6. Prune your plants — or not. Too many side shoots crowd fruit, particularly if you’re using cages for support, VanVranken says. And many growers prune off lower branches to avoid leaves that attract pests or fungi from the ground. But if you don’t stake, pruning may be less important, he says, because branches will flop down on their own.

Or skip the pruning and just plant more tomatoes, Casteel suggests. In her own garden, she doesn’t bother with pruning. “With 30 plants, I don’t need 500 pounds of tomatoes per plant,” she says.

7. Water from below. Always water with a drip or soaker hose, rather than a sprinkler, all three growers say. “You don’t get as much evaporation, and the water is right where it’s supposed to be,” Casteel observes. The goal is to reduce the amount of standing water on the leaves and make them less attractive to pathogens, VanVranken adds.

“The biggest tip if you’re growing them yourself is not to get too worried about it,” VanVranken advises. “Tomato plants are fairly forgiving and easy to grow.”

8. Fertilize mindfully. There are probably as many different tomato-fertilizer philosophies as there are varieties. Be wary of too much nitrogen, VanVranken says, as the plants won’t produce the flowers they need to fruit.

Casteel plants her tomatoes in Pro-Mix, a soil with an additive fungi called mycorrhiza that helps plants absorb nutrients. She also adds kelp meal, alfalfa meal, steamed bone meal, worm castings and Epsom salts. “We do our tomatoes organically; however, when I run out of room in the garden, and I need to go into a container, I will use Miracle-Gro [fertilizer],” she says.

It can be challenging to keep a container plant fertilized, because frequent watering leaches nutrients out. “You really need to do a half strength [application] every two weeks, or even quarter strength, and that keeps them happier,” Casteel notes.

9. Go easy on the pest sprays. All three growers stop using sprays once the plant sets fruit.
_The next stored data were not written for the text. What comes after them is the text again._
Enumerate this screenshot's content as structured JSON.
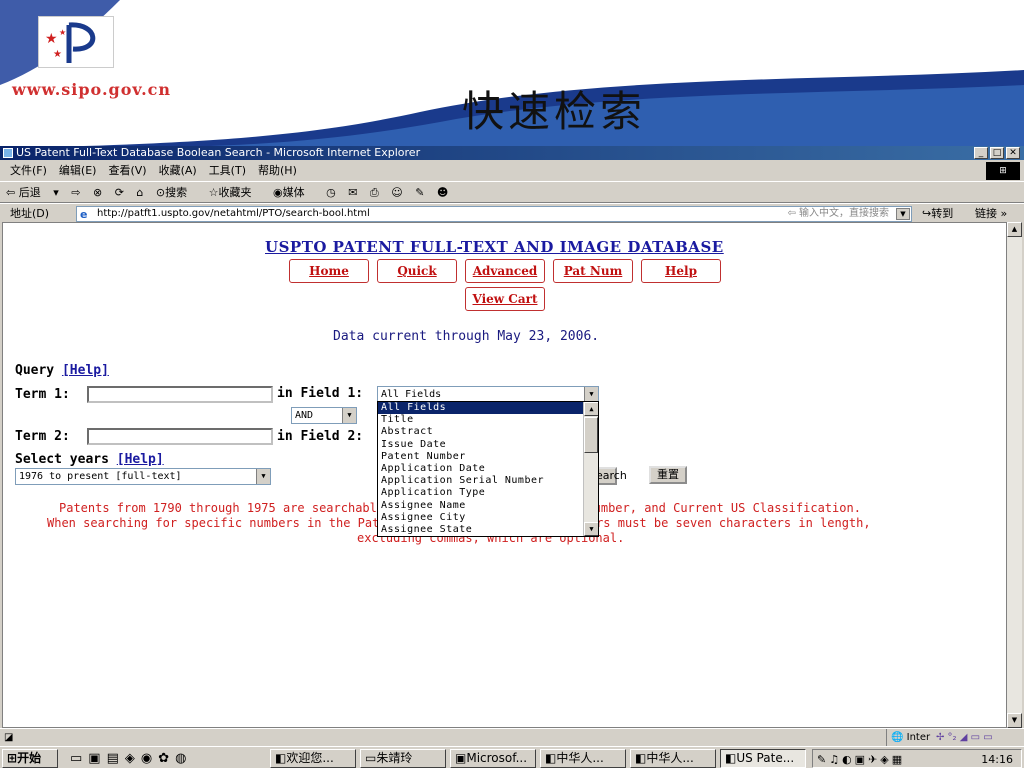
{
  "slide": {
    "url_text": "www.sipo.gov.cn",
    "title": "快速检索"
  },
  "browser": {
    "window_title": "US Patent Full-Text Database Boolean Search - Microsoft Internet Explorer",
    "menu": [
      "文件(F)",
      "编辑(E)",
      "查看(V)",
      "收藏(A)",
      "工具(T)",
      "帮助(H)"
    ],
    "toolbar": {
      "back": "⇦ 后退",
      "forward": "⇨",
      "search": "搜索",
      "favorites": "收藏夹",
      "media": "媒体"
    },
    "address_label": "地址(D)",
    "address": "http://patft1.uspto.gov/netahtml/PTO/search-bool.html",
    "address_hint": "⇦ 输入中文，直接搜索",
    "go": "转到",
    "links": "链接 »"
  },
  "page": {
    "db_title": "USPTO PATENT FULL-TEXT AND IMAGE DATABASE",
    "nav": {
      "home": "Home",
      "quick": "Quick",
      "advanced": "Advanced",
      "pat_num": "Pat Num",
      "help": "Help",
      "view_cart": "View Cart"
    },
    "data_current": "Data current through May 23, 2006.",
    "query_label": "Query",
    "help_link": "[Help]",
    "term1_label": "Term 1:",
    "field1_label": "in Field 1:",
    "field1_value": "All Fields",
    "operator_value": "AND",
    "term2_label": "Term 2:",
    "field2_label": "in Field 2:",
    "select_years_label": "Select years",
    "years_value": "1976 to present [full-text]",
    "search_button": "Search",
    "reset_button": "重置",
    "field_options": [
      "All Fields",
      "Title",
      "Abstract",
      "Issue Date",
      "Patent Number",
      "Application Date",
      "Application Serial Number",
      "Application Type",
      "Assignee Name",
      "Assignee City",
      "Assignee State"
    ],
    "note_line1": "Patents from 1790 through 1975 are searchable only by Issue Date, Patent Number, and Current US Classification.",
    "note_line2": "When searching for specific numbers in the Patent Number field, patent numbers must be seven characters in length,",
    "note_line3": "excluding commas, which are optional."
  },
  "status": {
    "zone": "Inter"
  },
  "taskbar": {
    "start": "开始",
    "tasks": [
      "欢迎您...",
      "朱靖玲",
      "Microsof...",
      "中华人...",
      "中华人...",
      "US Pate..."
    ],
    "clock": "14:16"
  }
}
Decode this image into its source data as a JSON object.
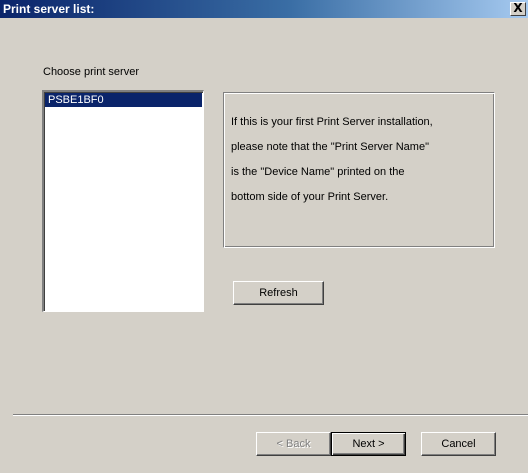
{
  "window": {
    "title": "Print server list:",
    "close_label": "X"
  },
  "choose_label": "Choose print server",
  "servers": [
    {
      "name": "PSBE1BF0",
      "selected": true
    }
  ],
  "info": {
    "line1": "If this is your first Print Server installation,",
    "line2": "please note that the \"Print Server Name\"",
    "line3": "is the \"Device Name\" printed on the",
    "line4": "bottom side of your Print Server."
  },
  "buttons": {
    "refresh": "Refresh",
    "back": "< Back",
    "next": "Next >",
    "cancel": "Cancel"
  },
  "colors": {
    "face": "#d4d0c8",
    "selection": "#0a246a",
    "title_start": "#0a246a",
    "title_end": "#a6caf0"
  }
}
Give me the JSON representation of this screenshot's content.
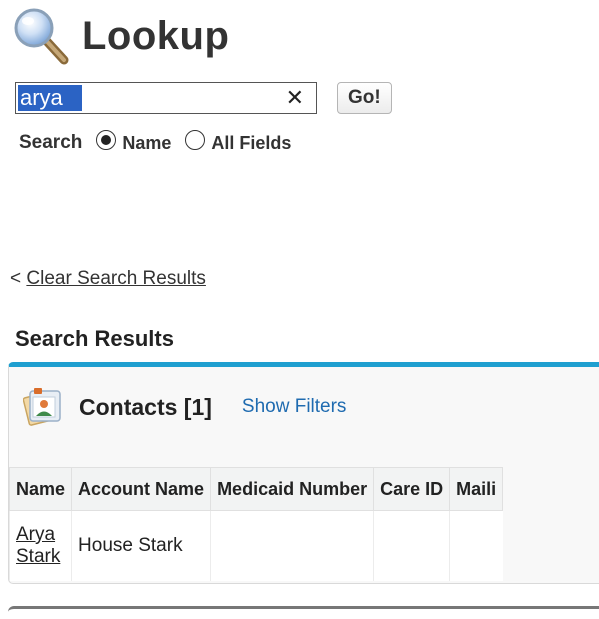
{
  "header": {
    "title": "Lookup",
    "icon": "magnifier-icon"
  },
  "search": {
    "value": "arya",
    "clear_symbol": "✕",
    "go_label": "Go!"
  },
  "search_options": {
    "label": "Search",
    "options": [
      {
        "label": "Name",
        "checked": true
      },
      {
        "label": "All Fields",
        "checked": false
      }
    ]
  },
  "clear_results": {
    "prefix": "<",
    "label": "Clear Search Results"
  },
  "results": {
    "heading": "Search Results",
    "panel": {
      "title": "Contacts [1]",
      "show_filters": "Show Filters",
      "icon": "contacts-icon",
      "accent_color": "#1f9fd0",
      "columns": [
        "Name",
        "Account Name",
        "Medicaid Number",
        "Care ID",
        "Maili"
      ],
      "rows": [
        {
          "name": "Arya Stark",
          "name_line1": "Arya",
          "name_line2": "Stark",
          "account": "House Stark",
          "medicaid": "",
          "care_id": "",
          "mailing": ""
        }
      ]
    }
  }
}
Be on the lookout for the tomato hornworm, a large green caterpillar, VanVranken cautions. If you pay close attention, you can just pick them off before they cause much damage. “Those can do significant damage to a tomato plant and chew on the fruit as well,” he says. “They end up being a great example of how you can get biological control going in your garden.” If you spot a hornworm with tiny white pods sticking out of its back, leave it, he says; the pods are the cocoons of a parasitic wasp, and when the eggs hatch, the larvae feed on the insides of the caterpillar.
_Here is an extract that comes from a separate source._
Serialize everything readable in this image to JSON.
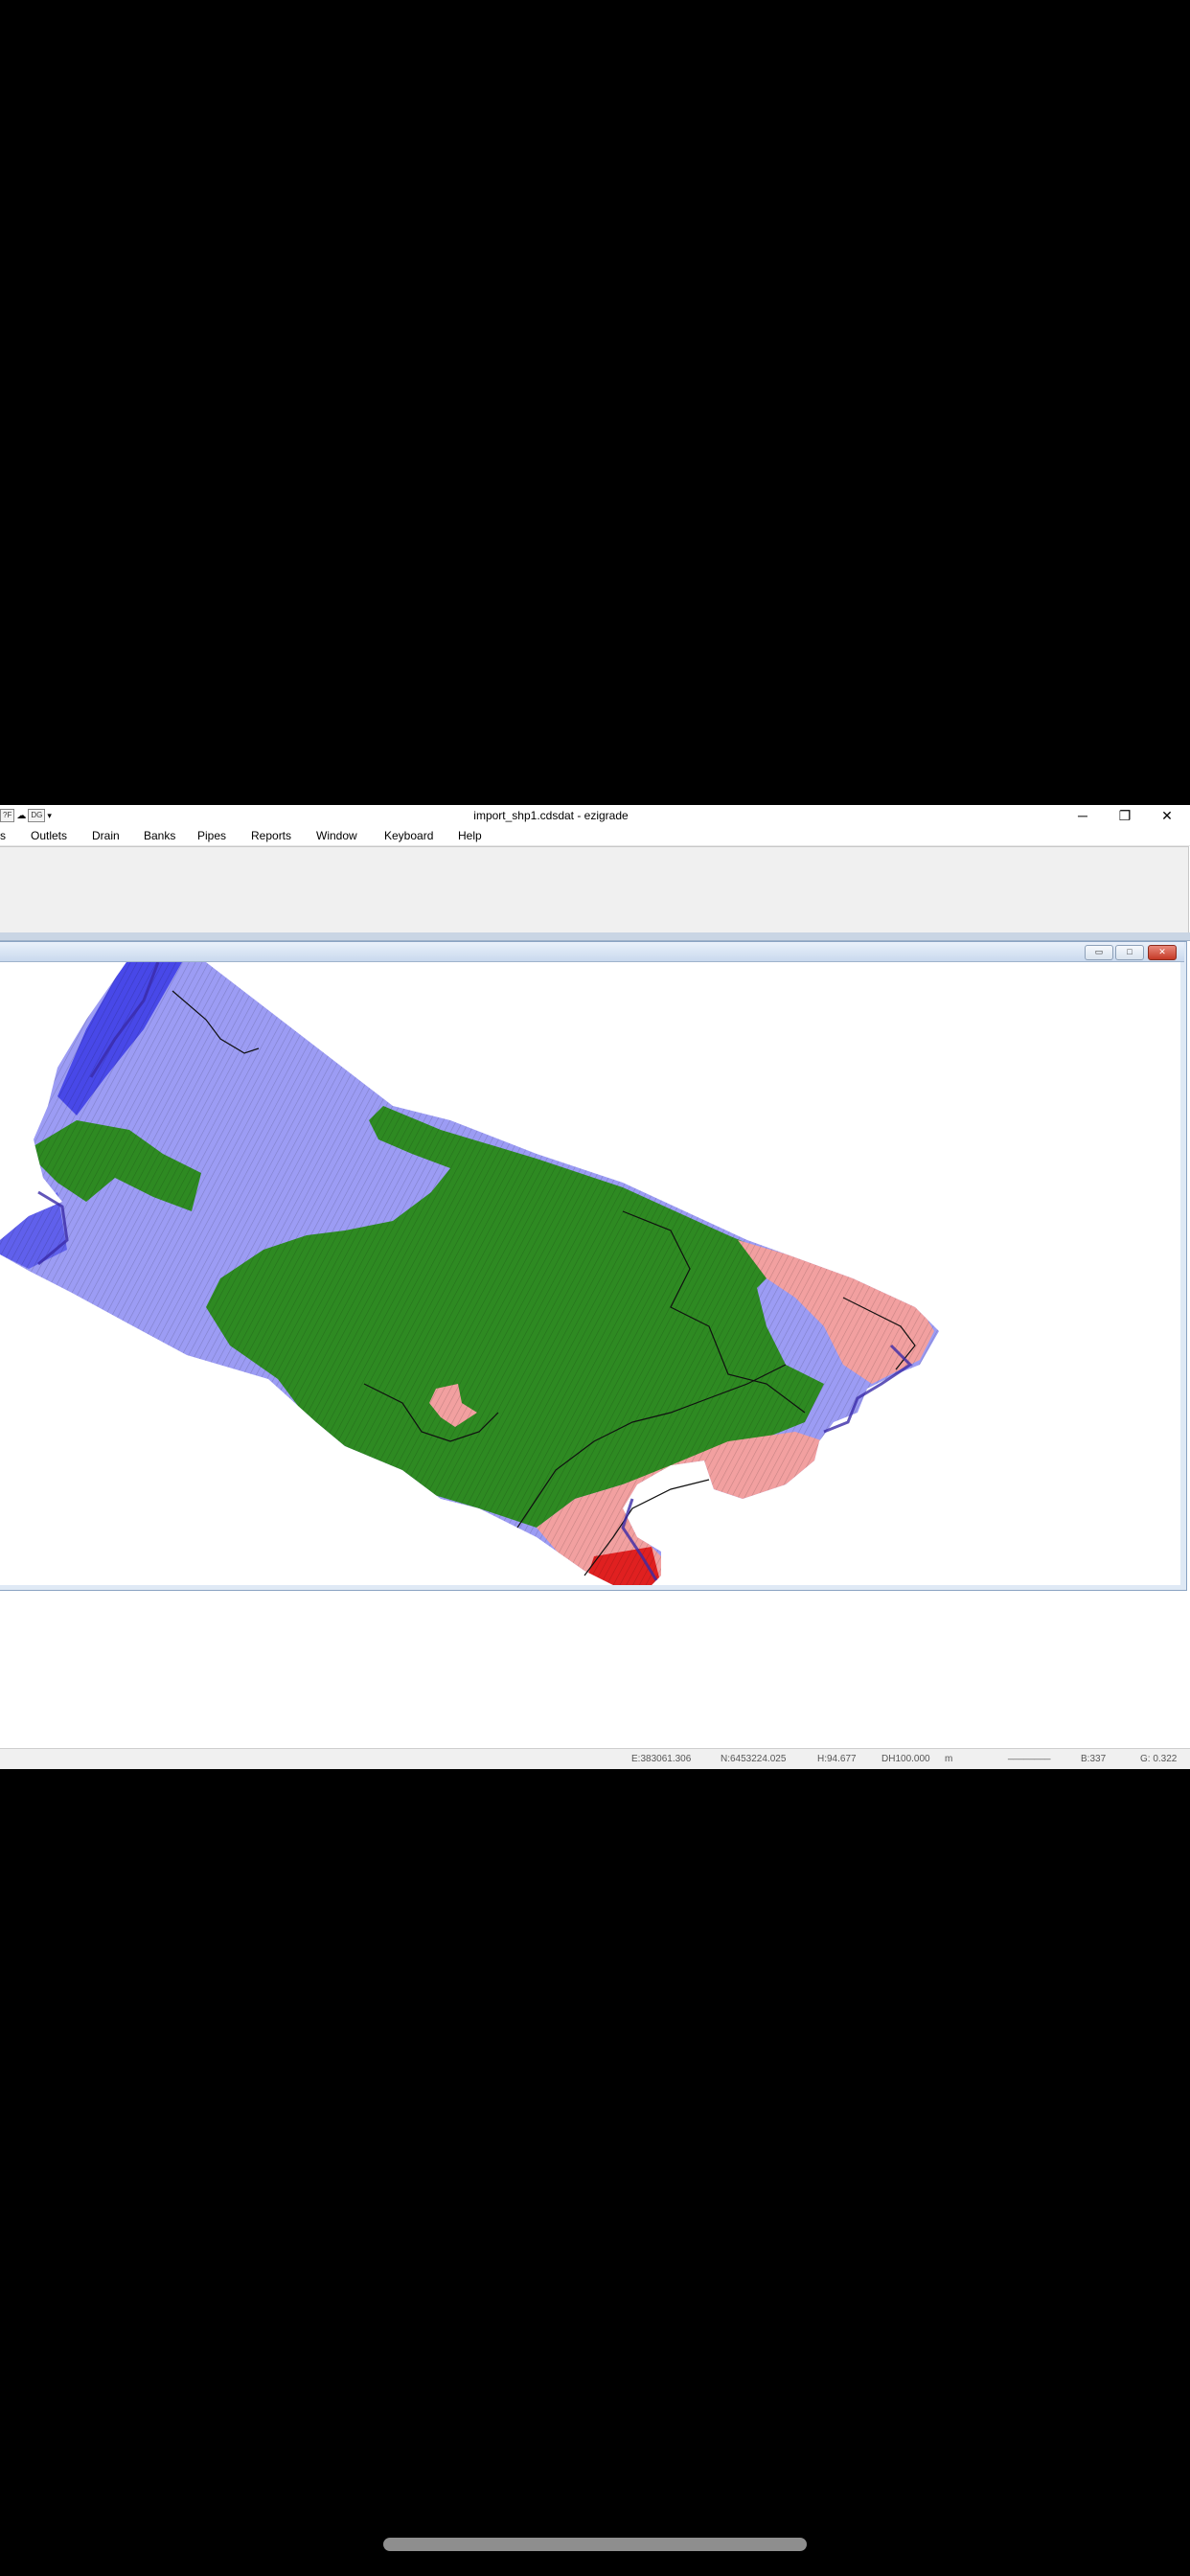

Aphids are another pest. They can reproduce quickly and suck the nutrient-rich liquids out of the tomato leaves. Clemson UniversityCooperative Extension warns that overuse of nitrogen fertilizer can encourage them. The extension service has a factsheet on aphid control that includes tips ranging from specific mulch to biological controls like lacewing eggs and parasitic wasps.